In the end, Tuberville essentially parlayed his football fame into a political opportunity in Alabama, where much of the state once hated him simply because he was the leader of the Tigers, the archrival of the Alabama Crimson Tide.
Tuberville, 66, isn’t even a longtime recent resident of the state or a native. He instead is a small-town native of Arkansas and recent resident of Florida who said in 1998 he’d only leave his coaching job at Mississippi “in a pine box” but then took the job at Auburn days later.
To win, he simply stressed a message of “God, country and Trump,” who remains popular in the Deep South. On Tuesday, he emphasized the cultural divide again, saying at his victory party that "we don't get enough conservative values taught" in public and private schools.
"The only way you can get it is from people like Rush Limbaugh," he said.
Such a platform is all he needed against Jones, who was the first Democrat to win a Senate seat in the state in 25 years in 2017, when he defeated controversial GOP candidate Roy Moore in a special election.
“It’s the hardest thing I’ve ever done,” Tuberville told USA TODAY Sports last month.
The Jones campaign outspent Tuberville’s by nearly a 4-to-1 margin, thanks to help from supporters outside the state. The Jones campaign also had described Tuberville as “Coach Clueless,” depicting him as a coward who avoided debates and who ran for election on an ego trip but had no real interest in governing or voter issues.
At his concession speech Tuesday, Jones said he would reach out to Tuberville to congratulate him. He also stressed his message of "one Alabama" to make the state better.
"Alabama is still a work in progress," said Jones, a former federal prosecutor. "We know that. Alabama sill ranks low in education. We still rank high in unhealthy outcomes."

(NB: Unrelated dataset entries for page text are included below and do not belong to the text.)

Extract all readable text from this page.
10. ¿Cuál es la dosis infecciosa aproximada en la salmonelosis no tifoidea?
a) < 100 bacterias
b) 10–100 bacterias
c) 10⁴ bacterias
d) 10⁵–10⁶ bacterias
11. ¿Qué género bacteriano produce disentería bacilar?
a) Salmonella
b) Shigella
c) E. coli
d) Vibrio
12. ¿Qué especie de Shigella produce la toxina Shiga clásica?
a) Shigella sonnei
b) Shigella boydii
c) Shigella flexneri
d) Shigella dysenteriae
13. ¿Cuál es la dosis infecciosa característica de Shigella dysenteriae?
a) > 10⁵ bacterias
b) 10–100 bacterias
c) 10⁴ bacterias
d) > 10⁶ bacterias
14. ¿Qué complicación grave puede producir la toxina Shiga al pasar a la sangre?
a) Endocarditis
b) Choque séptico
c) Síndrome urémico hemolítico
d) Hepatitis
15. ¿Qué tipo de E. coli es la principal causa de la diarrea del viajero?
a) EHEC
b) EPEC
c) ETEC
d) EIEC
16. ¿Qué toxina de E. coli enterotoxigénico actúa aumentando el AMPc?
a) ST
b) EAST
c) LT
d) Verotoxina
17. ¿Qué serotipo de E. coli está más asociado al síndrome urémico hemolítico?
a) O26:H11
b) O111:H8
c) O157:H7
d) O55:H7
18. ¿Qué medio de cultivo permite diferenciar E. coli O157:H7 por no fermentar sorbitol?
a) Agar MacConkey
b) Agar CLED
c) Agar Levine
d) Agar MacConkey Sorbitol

Tuberville now takes over the same Senate seat that once belonged to Jeff Sessions, who vacated it in 2017 to become Trump’s attorney general, putting it up for special election later that year. After Sessions fell out of favor with Trump in 2018, Sessions tried to get his seat back this year but lost to Tuberville in the Republican primary election, after Trump endorsed Tuberville, not Sessions.
Tuberville also declined to debate Sessions during the primary campaign, preferring to sit on his lead in the polls, just like he did later against Jones. The strategy was akin to sitting on the ball to run out the clock, avoiding the risk of making gaffes or giving an opponent an opportunity to score points on him.
In a certain sense, he was sailing with the political winds of the moment, much like he did as a coach.
One example came in November 2003 after Auburn suffered a 26-7 loss at Georgia. Under the cover of darkness, his bosses at Auburn then made a secret plane mission to an airport near Louisville to court a new coach to replace him – Louisville head coach Bobby Petrino. But after this clandestine operation leaked out, Tuberville’s bosses retreated in embarrassment for going behind Tuberville’s back during the week before the Iron Bowl against archrival Alabama.
Instead of being fired, Tuberville became the perceived victim of backroom plotting, transforming him into a sympathetic public figure. He then took advantage of it to gain a contract extension at Auburn shortly afterward. A year later, Tuberville led Auburn to a 13-0 season.
Tuberville coached at Auburn from 1999 to 2008 before finishing his coaching career at Texas Tech (2010-2012) and Cincinnati (2013-16). His career record in 21 seasons is 159-99.